Выбрать главу

— Вася, ты что, брезгуешь знаться со мной и думаешь, что тебе предложили грязное дело? — спросил предприниматель упавшим голосом.

Хищение социалистической собственности считалось в советском обществе презренным занятием. Расхитители клеймились в прессе и по радио. Согласно специальным указам, хищение сурово наказывалось. По последнему указу от 4 июля 1947 года за эти преступления полагался срок до 25 лет. Забегая вперед, нельзя не сказать, что первым из наших лидеров, который понял, что в стране существует огромный коррумпированный мир подпольного бизнеса, был Никита Сергеевич Хрущев. Этот незаурядный человек знаменит не только тем, что насаждал на Великой русской равнине кукурузу и вытащил за усы из Мавзолея мумию И.В. Сталина. Потрясенный открывшейся ему реальностью воровства и коррупции, пытаясь оградить от них социализм, Никита Хрущев издал специальные указы, которые карали за хищение социалистической собственности и за валютные операции в особо крупных размерах смертной казнью. Необычным было не только то, что людей на 43-м году Советской власти стали казнить за имущественные преступления и делать это после осуждения сталинского террора, но и то, что указы вопреки многовековой юридической практике и традициям приобрели обратную силу. Несколько дельцов, которые во время выхода указов находились под следствием или даже были осуждены, поплатились жизнью. Многим при повторном суде прибавили сроки.

Суркова не трогало, что социалистическая мораль определяла его занятия как грязное дело. Его угнетало другое. В сфере подпольного бизнеса действовали беспощадные законы, подобные законам дикого капитализма периода первоначального накопления. Жестокость нравов теневой экономики увеличивалась благодаря ее слиянию с уголовным элементом. Сергей Сергеевич чувствовал, что деловые отношения между людьми должны строиться на других началах. Он знал, что до революции артельщик или купец мог получить ссуду в банке на многие тысячи рублей под одно честное слово. Так же заключались и сделки. В мире, который его окружал, такое доверие было невозможно. Сурков поступал как все, но порой казалось, что он живет и действует не по-людски.

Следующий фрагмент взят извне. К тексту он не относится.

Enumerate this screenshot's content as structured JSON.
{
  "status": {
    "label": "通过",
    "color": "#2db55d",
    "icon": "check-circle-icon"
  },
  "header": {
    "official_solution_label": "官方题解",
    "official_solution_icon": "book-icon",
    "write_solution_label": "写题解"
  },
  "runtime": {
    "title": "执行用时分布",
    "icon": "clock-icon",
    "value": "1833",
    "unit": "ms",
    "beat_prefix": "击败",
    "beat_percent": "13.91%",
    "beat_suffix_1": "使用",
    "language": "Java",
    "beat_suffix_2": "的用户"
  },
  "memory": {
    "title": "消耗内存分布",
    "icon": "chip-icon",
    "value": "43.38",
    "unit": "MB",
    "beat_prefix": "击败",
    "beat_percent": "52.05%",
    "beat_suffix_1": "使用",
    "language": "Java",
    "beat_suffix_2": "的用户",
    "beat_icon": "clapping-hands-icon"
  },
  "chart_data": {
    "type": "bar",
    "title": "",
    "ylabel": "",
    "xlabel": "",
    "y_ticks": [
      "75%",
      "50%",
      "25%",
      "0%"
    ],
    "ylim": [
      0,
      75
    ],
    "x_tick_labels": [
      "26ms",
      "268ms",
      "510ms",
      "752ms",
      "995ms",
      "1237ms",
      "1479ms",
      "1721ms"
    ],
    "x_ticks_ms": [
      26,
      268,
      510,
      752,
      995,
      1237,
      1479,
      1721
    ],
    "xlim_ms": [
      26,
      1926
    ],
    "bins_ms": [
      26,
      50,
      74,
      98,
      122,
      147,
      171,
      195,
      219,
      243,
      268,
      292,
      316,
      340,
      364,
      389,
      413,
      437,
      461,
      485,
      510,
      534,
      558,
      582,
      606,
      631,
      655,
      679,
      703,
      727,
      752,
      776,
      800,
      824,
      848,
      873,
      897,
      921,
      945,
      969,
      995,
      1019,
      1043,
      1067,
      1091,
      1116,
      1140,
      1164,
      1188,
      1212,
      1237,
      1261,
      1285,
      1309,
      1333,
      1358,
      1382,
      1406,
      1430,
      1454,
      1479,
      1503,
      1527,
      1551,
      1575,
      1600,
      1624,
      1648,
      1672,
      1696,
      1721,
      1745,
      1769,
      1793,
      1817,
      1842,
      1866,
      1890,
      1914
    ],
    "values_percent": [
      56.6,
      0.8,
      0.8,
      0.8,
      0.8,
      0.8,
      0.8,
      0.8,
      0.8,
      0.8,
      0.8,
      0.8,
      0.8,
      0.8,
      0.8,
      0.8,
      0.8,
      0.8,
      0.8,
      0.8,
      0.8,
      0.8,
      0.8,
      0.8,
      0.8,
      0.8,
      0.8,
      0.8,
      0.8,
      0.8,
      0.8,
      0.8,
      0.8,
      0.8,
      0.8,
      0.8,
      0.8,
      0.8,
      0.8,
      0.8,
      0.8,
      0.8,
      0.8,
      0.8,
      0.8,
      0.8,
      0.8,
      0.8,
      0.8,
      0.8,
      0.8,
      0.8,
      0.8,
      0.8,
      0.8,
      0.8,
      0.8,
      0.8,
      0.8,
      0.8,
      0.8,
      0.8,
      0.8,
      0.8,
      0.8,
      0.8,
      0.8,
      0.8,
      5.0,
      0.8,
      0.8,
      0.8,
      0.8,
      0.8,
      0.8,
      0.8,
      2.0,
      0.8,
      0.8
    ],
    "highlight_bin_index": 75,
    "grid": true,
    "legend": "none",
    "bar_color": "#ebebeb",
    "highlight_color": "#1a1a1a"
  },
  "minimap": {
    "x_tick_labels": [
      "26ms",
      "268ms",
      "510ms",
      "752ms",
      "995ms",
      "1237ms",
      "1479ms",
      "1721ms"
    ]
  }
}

— Сергей Сергеевич! — ответил Иголкин не задумываясь. — Для меня вы достойный и хороший человек, и ваши дела ничем не хуже других дел. Но они не по мне. Мне нравится другое. — Василий говорил искренне. Его чувство определялось не только симпатией к Суркову, но и знанием механизма пивного бизнеса. В глазах студента воплощением зла в этой области человеческой деятельности был не Сергей Сергеевич, а пауки и доберманы. Еще более отвратительными казались люди, подобные тем, чьи руководящие подписи красовались в приемно-сдаточном акте, занижающем действительный объем танков для сбраживания пива. Их автографы согласовывали, утверждали и узаконивали воровство и хищения. На собраниях и совещаниях они давали правильные установки и сурово осуждали случаи отступления от социалистической морали, факты нарушения финансовой дисциплины и, не дай Бог, хищения. Затем, уединившись в кабинетах, праведники начинали свою вторую жизнь, смысл которой составляли толстые конверты с деньгами, содержащие их долю дохода от махинаций, на что они же дали добро. Эти человекоподобные существа были не только нечестны и безнравственны, но и вели паразитическое существование. Дело подпольного бизнеса двигали не они, а талантливые люди с энергией, предприимчивостью и умом. К ним принадлежал и Сурков. Придурки-начальники присасывались к таким, как сорокаведерные пиявки.

— Я еще до ареста и в лагере в мечтах видел себя врачом, — продолжал, как бы оправдываясь, Василий, — а теперь хочу попытаться сдать экзамены в медицинский институт. Может быть, и получится.

Сурков хорошо знал людей и почувствовал, что парень не лжет. Он понял, что этот человек не осуждает его, но сам стремится к другой, не доступной ему жизни.

— Вася, милай, — начал Сергей Сергеевич и примолк. Его больно кольнула мысль, что он теряет Василия, и вместе с ней накатилась волна признательности и уважения к молодому человеку. Сурков открыл ящик стола и протянул Иголкину несколько пачек денег:

— Вася, возьми, приоденешься! Ты ведь у нас жених! — В его облике сохранялось что-то жалкое. Руки немного тряслись. Василий почувствовал, что если не возьмет эти деньги, то смертельно оскорбит Суркова.

— Сергей Сергеевич, — сказал он смущенно, принимая дар, — большое спасибо. Я беру у вас только в долг. — Денег оказалось пять тысяч рублей.